Mas não foi isso que aconteceu. E não podemos nos dar ao luxo da ingenuidade de supor que as lideranças das mais poderosas nações do mundo simplesmente não sabem que os persistentes sucessos em ganhos de eficiência energética têm vindo acompanhados de persistentes aumentos das emissões relacionadas à energia. Existe, inclusive, uma vasta literatura de perspectiva liberal que discute exatamente esse “efeito rebote”. Do nosso ponto de vista, a explicação é fácil. O mesmo melhoramento técnico que permite poupar energia, libera capital. Em outras palavras, a energia poupada não é apenas energia. É também capital, que antes precisava ser dispendido com aquele consumo que passa a poder ser evitado com a elevação da eficiência energética. Muito bem, esse capital liberado não pode simplesmente se acomodar em sua recém “conquistada” liberdade. Ele precisa encontrar outras aplicações para executar sua lógica expansiva. Em outros termos, ele precisa encontrar alternativas para seguir seu curso de acumulação via expansão de sua escala e/ou via ampliação de seu escopo. A economia relativa de energia (e emissões) necessariamente se traduz em demanda aumentada por energia e emissão aumentada de resíduos, inclusive o CO2 e outros gases de efeito estufa.

Quanto ao estímulo às fontes renováveis, mais uma vez esbarramos em um longo histórico de “sucessos” convertidos em fracasso. Entre 1992 e 2017, a oferta primária global de energia a partir de fontes renováveis foi expandida em 67%. (2) É um resultado expressivo. No entanto, ele não foi capaz de viabilizar uma efetiva substituição do consumo de combustíveis fósseis. Isto é, não foi capaz de disparar uma efetiva transição energética. Mais uma vez, os motivos são claros. No mesmo período, as ofertas primárias de energia a partir do Gás Natural, do Carvão e do Petróleo aumentaram, respetivamente, 80%, 78% e 38%. Em termos de acréscimos absolutos da oferta primária de energia, as fontes renováveis figuram em quarto lugar, com um acréscimo cerca de dez vezes inferior ao do terceiro lugar, o petróleo. Em primeiro e segundo lugar, respectivamente, encontramos o carvão e o gás natural.

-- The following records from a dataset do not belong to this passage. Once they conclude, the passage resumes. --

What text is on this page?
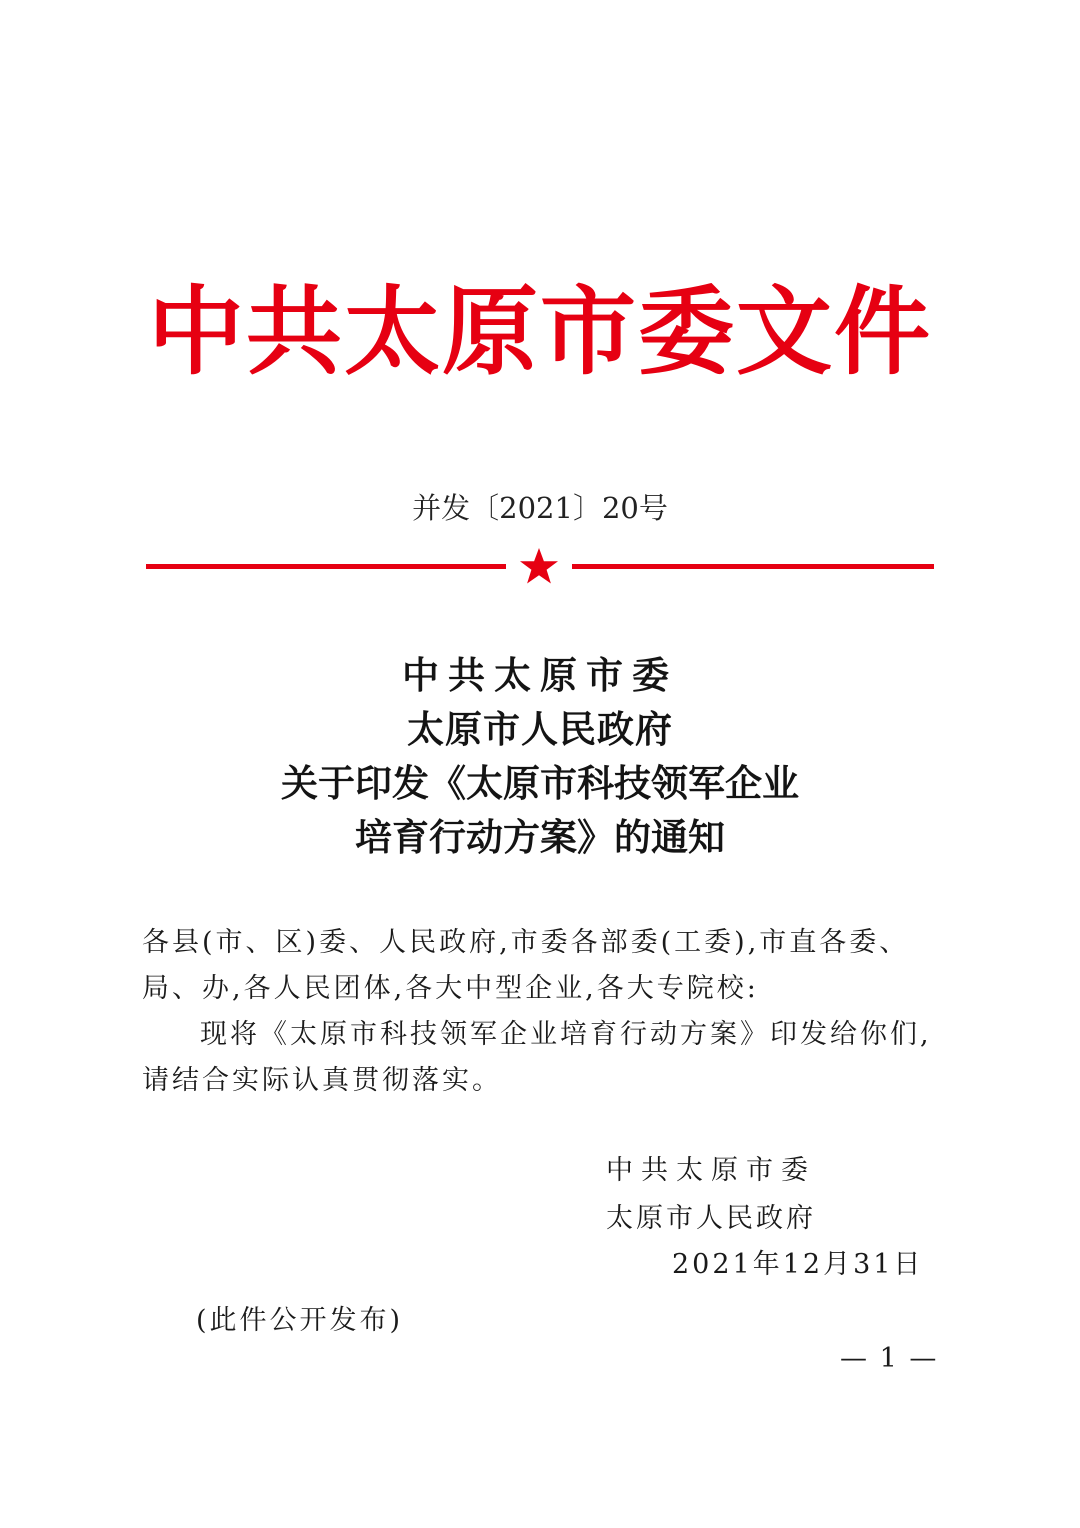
中共太原市委文件
并发〔2021〕20号
中共太原市委
太原市人民政府
关于印发《太原市科技领军企业
培育行动方案》的通知
各县(市、区)委、人民政府,市委各部委(工委),市直各委、
局、办,各人民团体,各大中型企业,各大专院校:
现将《太原市科技领军企业培育行动方案》印发给你们,
请结合实际认真贯彻落实。
中共太原市委
太原市人民政府
2021年12月31日
(此件公开发布)
— 1 —
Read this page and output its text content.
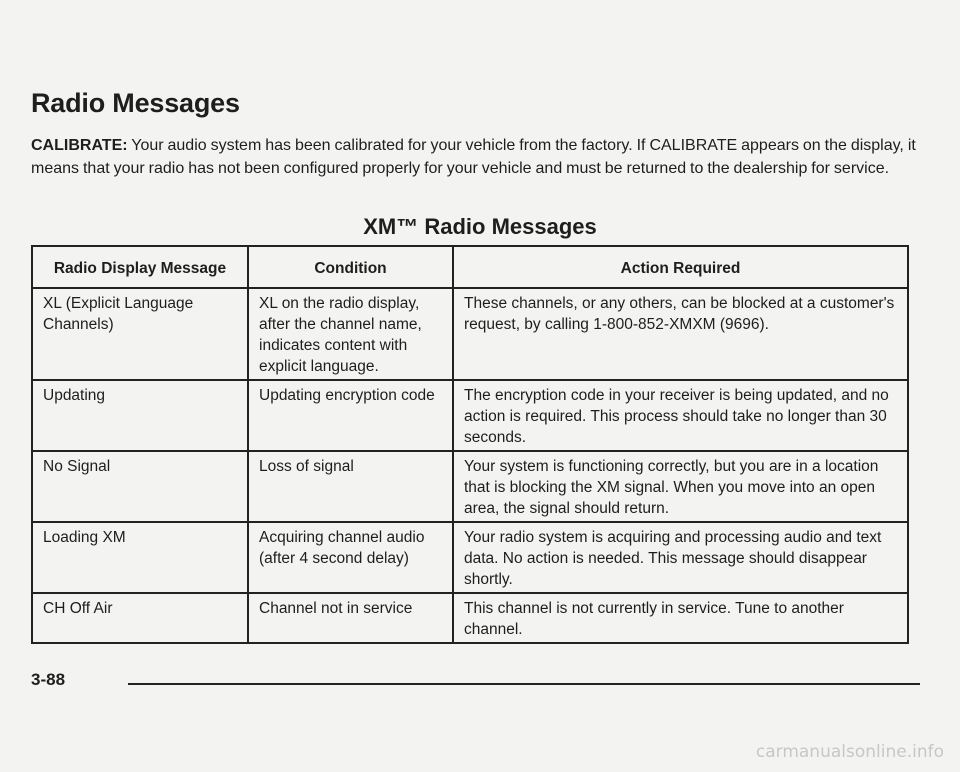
Radio Messages

CALIBRATE: Your audio system has been calibrated for your vehicle from the factory. If CALIBRATE appears on the display, it means that your radio has not been configured properly for your vehicle and must be returned to the dealership for service.

XM™ Radio Messages
Radio Display Message	Condition	Action Required
XL (Explicit Language Channels)	XL on the radio display, after the channel name, indicates content with explicit language.	These channels, or any others, can be blocked at a customer's request, by calling 1-800-852-XMXM (9696).
Updating	Updating encryption code	The encryption code in your receiver is being updated, and no action is required. This process should take no longer than 30 seconds.
No Signal	Loss of signal	Your system is functioning correctly, but you are in a location that is blocking the XM signal. When you move into an open area, the signal should return.
Loading XM	Acquiring channel audio (after 4 second delay)	Your radio system is acquiring and processing audio and text data. No action is needed. This message should disappear shortly.
CH Off Air	Channel not in service	This channel is not currently in service. Tune to another channel.
3-88
carmanualsonline.info
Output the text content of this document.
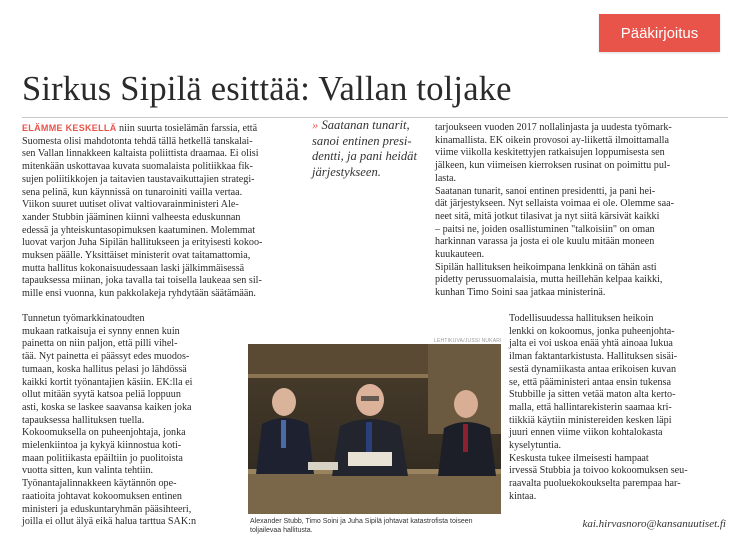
Pääkirjoitus
Sirkus Sipilä esittää: Vallan toljake

ELÄMME KESKELLÄ niin suurta tosielämän farssia, että
Suomesta olisi mahdotonta tehdä tällä hetkellä tanskalai-
sen Vallan linnakkeen kaltaista poliittista draamaa. Ei olisi
mitenkään uskottavaa kuvata suomalaista politiikkaa fik-
sujen poliitikkojen ja taitavien taustavaikuttajien strategi-
sena pelinä, kun käynnissä on tunaroiniti vailla vertaa.
Viikon suuret uutiset olivat valtiovarainministeri Ale-
xander Stubbin jääminen kiinni valheesta eduskunnan
edessä ja yhteiskuntasopimuksen kaatuminen. Molemmat
luovat varjon Juha Sipilän hallitukseen ja erityisesti kokoo-
muksen päälle. Yksittäiset ministerit ovat taitamattomia,
mutta hallitus kokonaisuudessaan laski jälkimmäisessä
tapauksessa miinan, joka tavalla tai toisella laukeaa sen sil-
mille ensi vuonna, kun pakkolakeja ryhdytään säätämään.

Tunnetun työmarkkinatoudten
mukaan ratkaisuja ei synny ennen kuin
painetta on niin paljon, että pilli vihel-
tää. Nyt painetta ei päässyt edes muodos-
tumaan, koska hallitus pelasi jo lähdössä
kaikki kortit työnantajien käsiin. EK:lla ei
ollut mitään syytä katsoa peliä loppuun
asti, koska se laskee saavansa kaiken joka
tapauksessa hallituksen tuella.
Kokoomuksella on puheenjohtaja, jonka
mielenkiintoa ja kykyä kiinnostua koti-
maan politiikasta epäiltiin jo puolitoista
vuotta sitten, kun valinta tehtiin.
Työnantajalinnakkeen käytännön ope-
raatioita johtavat kokoomuksen entinen
ministeri ja eduskuntaryhmän pääsihteeri,
joilla ei ollut älyä eikä halua tarttua SAK:n

» Saatanan tunarit,
sanoi entinen presi-
dentti, ja pani heidät
järjestykseen.

tarjoukseen vuoden 2017 nollalinjasta ja uudesta työmark-
kinamallista. EK oikein provosoi ay-liikettä ilmoittamalla
viime viikolla keskitettyjen ratkaisujen loppumisesta sen
jälkeen, kun viimeisen kierroksen rusinat on poimittu pul-
lasta.
Saatanan tunarit, sanoi entinen presidentti, ja pani hei-
dät järjestykseen. Nyt sellaista voimaa ei ole. Olemme saa-
neet sitä, mitä jotkut tilasivat ja nyt siitä kärsivät kaikki
– paitsi ne, joiden osallistuminen "talkoisiin" on oman
harkinnan varassa ja josta ei ole kuulu mitään moneen
kuukauteen.
Sipilän hallituksen heikoimpana lenkkinä on tähän asti
pidetty perussuomalaisia, mutta heillehän kelpaa kaikki,
kunhan Timo Soini saa jatkaa ministerinä.

Todellisuudessa hallituksen heikoin
lenkki on kokoomus, jonka puheenjohta-
jalta ei voi uskoa enää yhtä ainoaa lukua
ilman faktantarkistusta. Hallituksen sisäi-
sestä dynamiikasta antaa erikoisen kuvan
se, että pääministeri antaa ensin tukensa
Stubbille ja sitten vetää maton alta kerto-
malla, että hallintarekisterin saamaa kri-
tiikkiä käytiin ministereiden kesken läpi
juuri ennen viime viikon kohtalokasta
kyselytuntia.
Keskusta tukee ilmeisesti hampaat
irvessä Stubbia ja toivoo kokoomuksen seu-
raavalta puoluekokoukselta parempaa har-
kintaa.

LEHTIKUVA/JUSSI NUKARI
Alexander Stubb, Timo Soini ja Juha Sipilä johtavat katastrofista toiseen
toljailevaa hallitusta.
kai.hirvasnoro@kansanuutiset.fi
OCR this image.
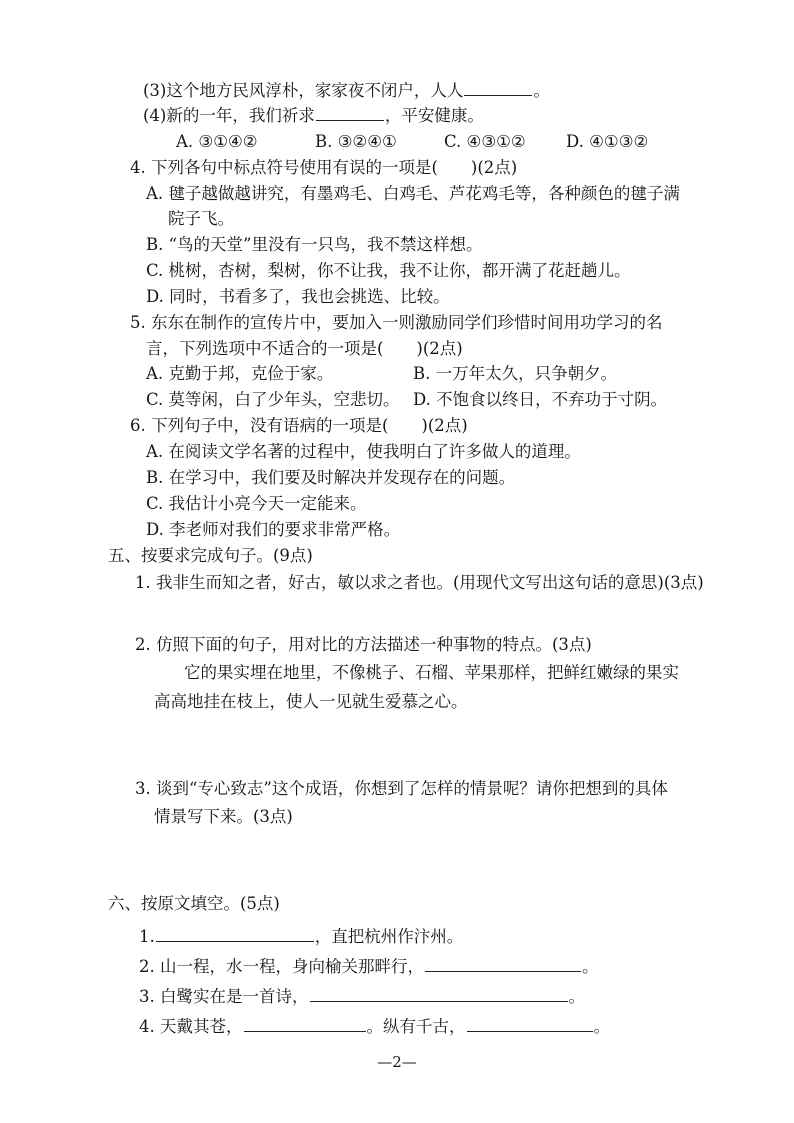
(3)这个地方民风淳朴，家家夜不闭户，人人	。
(4)新的一年，我们祈求	，平安健康。
A. ③①④②	B. ③②④①	C. ④③①② D. ④①③②
4. 下列各句中标点符号使用有误的一项是(　　)(2点)
A. 毽子越做越讲究，有墨鸡毛、白鸡毛、芦花鸡毛等，各种颜色的毽子满
院子飞。
B. “鸟的天堂”里没有一只鸟，我不禁这样想。
C. 桃树，杏树，梨树，你不让我，我不让你，都开满了花赶趟儿。
D. 同时，书看多了，我也会挑选、比较。
5. 东东在制作的宣传片中，要加入一则激励同学们珍惜时间用功学习的名
言，下列选项中不适合的一项是(　　)(2点)
A. 克勤于邦，克俭于家。	B. 一万年太久，只争朝夕。
C. 莫等闲，白了少年头，空悲切。 D. 不饱食以终日，不弃功于寸阴。
6. 下列句子中，没有语病的一项是(　　)(2点)
A. 在阅读文学名著的过程中，使我明白了许多做人的道理。
B. 在学习中，我们要及时解决并发现存在的问题。
C. 我估计小亮今天一定能来。
D. 李老师对我们的要求非常严格。
五、按要求完成句子。(9点)
1. 我非生而知之者，好古，敏以求之者也。(用现代文写出这句话的意思)(3点)
2. 仿照下面的句子，用对比的方法描述一种事物的特点。(3点)
它的果实埋在地里，不像桃子、石榴、苹果那样，把鲜红嫩绿的果实
高高地挂在枝上，使人一见就生爱慕之心。
3. 谈到“专心致志”这个成语，你想到了怎样的情景呢？请你把想到的具体
情景写下来。(3点)
六、按原文填空。(5点)
1.	，直把杭州作汴州。
2. 山一程，水一程，身向榆关那畔行，	。
3. 白鹭实在是一首诗，	。
4. 天戴其苍，	。纵有千古，	。
—2—
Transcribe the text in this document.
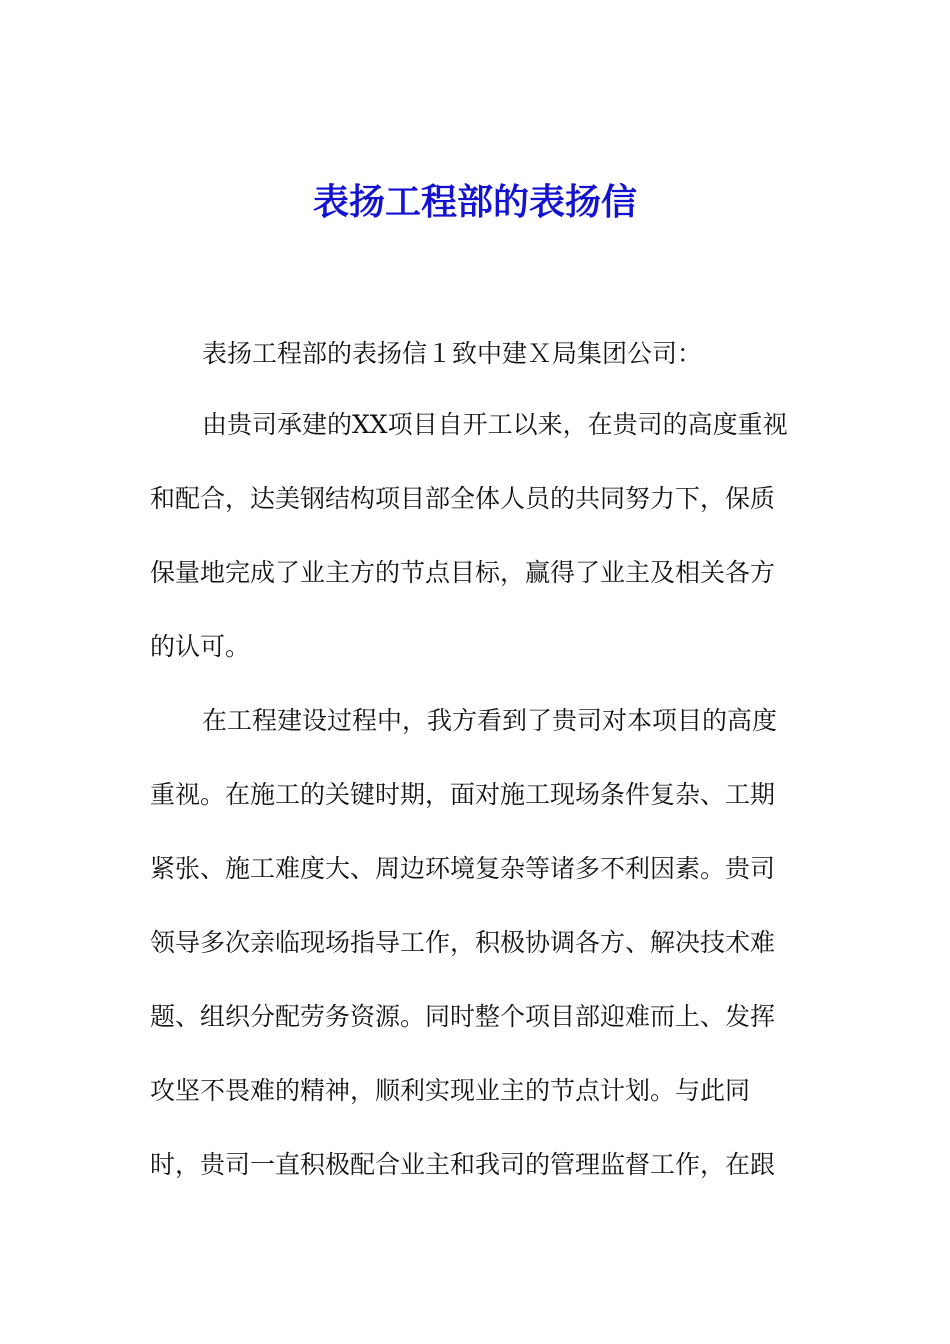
表扬工程部的表扬信

表扬工程部的表扬信１致中建Ｘ局集团公司：

由贵司承建的XX项目自开工以来，在贵司的高度重视

和配合，达美钢结构项目部全体人员的共同努力下，保质

保量地完成了业主方的节点目标，赢得了业主及相关各方

的认可。

在工程建设过程中，我方看到了贵司对本项目的高度

重视。在施工的关键时期，面对施工现场条件复杂、工期

紧张、施工难度大、周边环境复杂等诸多不利因素。贵司

领导多次亲临现场指导工作，积极协调各方、解决技术难

题、组织分配劳务资源。同时整个项目部迎难而上、发挥

攻坚不畏难的精神，顺利实现业主的节点计划。与此同

时，贵司一直积极配合业主和我司的管理监督工作，在跟
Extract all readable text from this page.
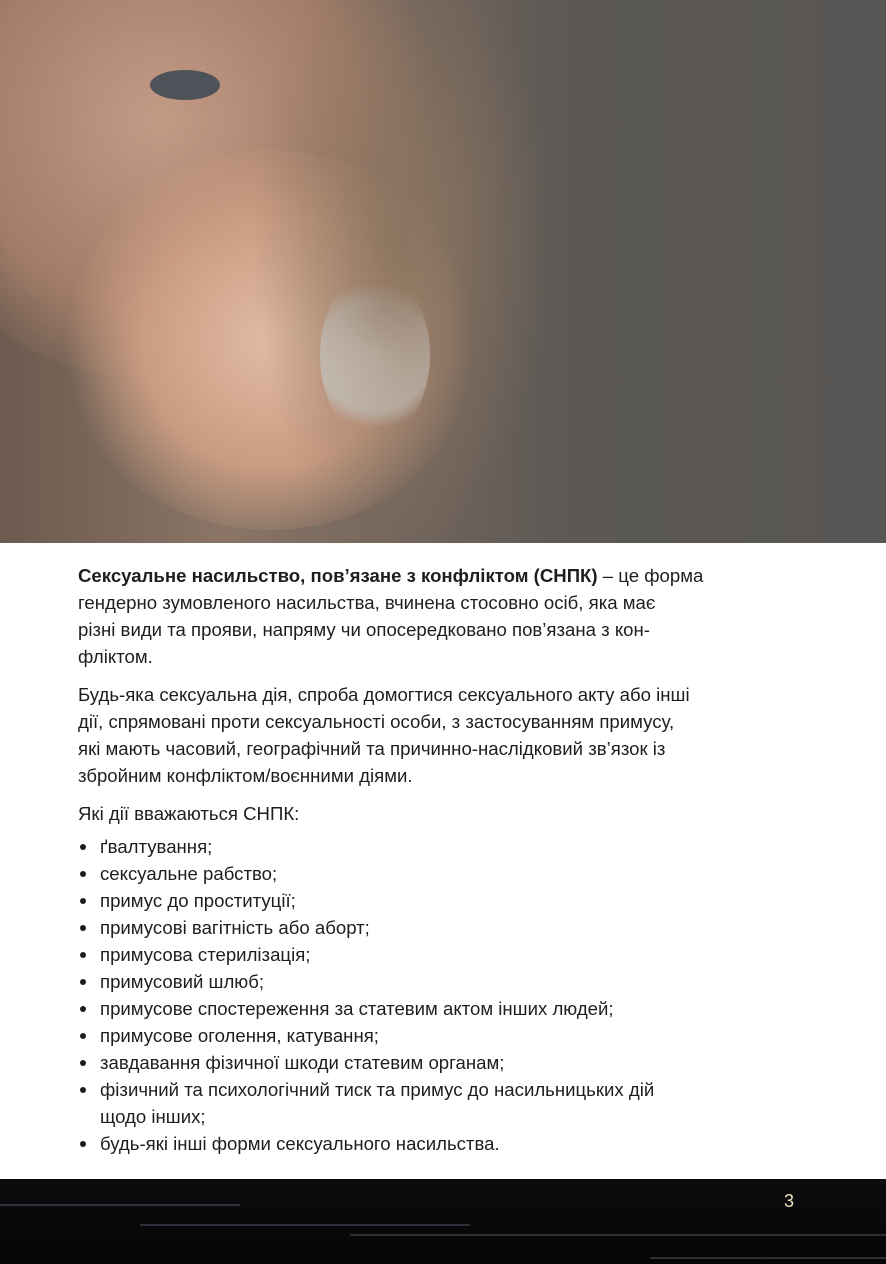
Сексуальне насильство, пов’язане з конфліктом (СНПК) – це форма
гендерно зумовленого насильства, вчинена стосовно осіб, яка має
різні види та прояви, напряму чи опосередковано пов’язана з кон-
фліктом.

Будь-яка сексуальна дія, спроба домогтися сексуального акту або інші
дії, спрямовані проти сексуальності особи, з застосуванням примусу,
які мають часовий, географічний та причинно-наслідковий зв’язок із
збройним конфліктом/воєнними діями.

Які дії вважаються СНПК:

ґвалтування;
сексуальне рабство;
примус до проституції;
примусові вагітність або аборт;
примусова стерилізація;
примусовий шлюб;
примусове спостереження за статевим актом інших людей;
примусове оголення, катування;
завдавання фізичної шкоди статевим органам;
фізичний та психологічний тиск та примус до насильницьких дій
щодо інших;
будь-які інші форми сексуального насильства.
3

Nada disso é por acaso. Esse modo de produção insano e febril que chamamos de capitalismo é absolutamente dependente de energia barata e abundante. Sem ela, as engrenagens da produção pela produção emperram e a dinâmica da acumulação engasga. Quando as lideranças presentes na Cúpula insistem em colocar muitas fichas nas energias renováveis, esquecem de nos informar que toda a oferta de energia renovável de hoje – incluindo aquela proveniente das centenas de centrais nucleares espalhadas pelo mundo – seria suficiente para atender apenas a demanda de energia do início da década de 1950.

Ainda entre as velhas novidades, mais uma vez fomos apresentados à renovação da fé nos mecanismos de mercado. Assim como nos dois casos anteriores, trata-se de uma via que já demonstrou flagrantemente seus limites. Os mercados de carbono, que já precisaram ser resgatados do colapso iminente algumas vezes, têm servido tão-somente como mais uma arena para a atividade especulativa e como plataforma para um imperialismo ecológico (não muito) disfarçado. 

É impossível deixar de comentar o cinismo latente em todos os principais discursos das lideranças presentes

Para fechar esse texto, é impossível deixar de comentar o cinismo latente em todos os principais discursos das lideranças presentes. O tom geral do encontro, dado logo no início pelos anfitriões, foi de que ali se demarcava um ponto de virada. Um ponto de elevação das ambições. Um ponto em que as ambições finalmente seriam colocadas à altura dos desafios, à altura do que é preciso fazer. É claro que vimos, de fato, algumas metas mais ambiciosas. Mas elas são ambiciosas apenas em relação às metas anteriores, patentemente débeis. Por outro lado, pelo que discutimos aqui, fica claro que elas são insuficientemente ambiciosas. Elas não estão sequer próximas de estarem à altura dos desafios. 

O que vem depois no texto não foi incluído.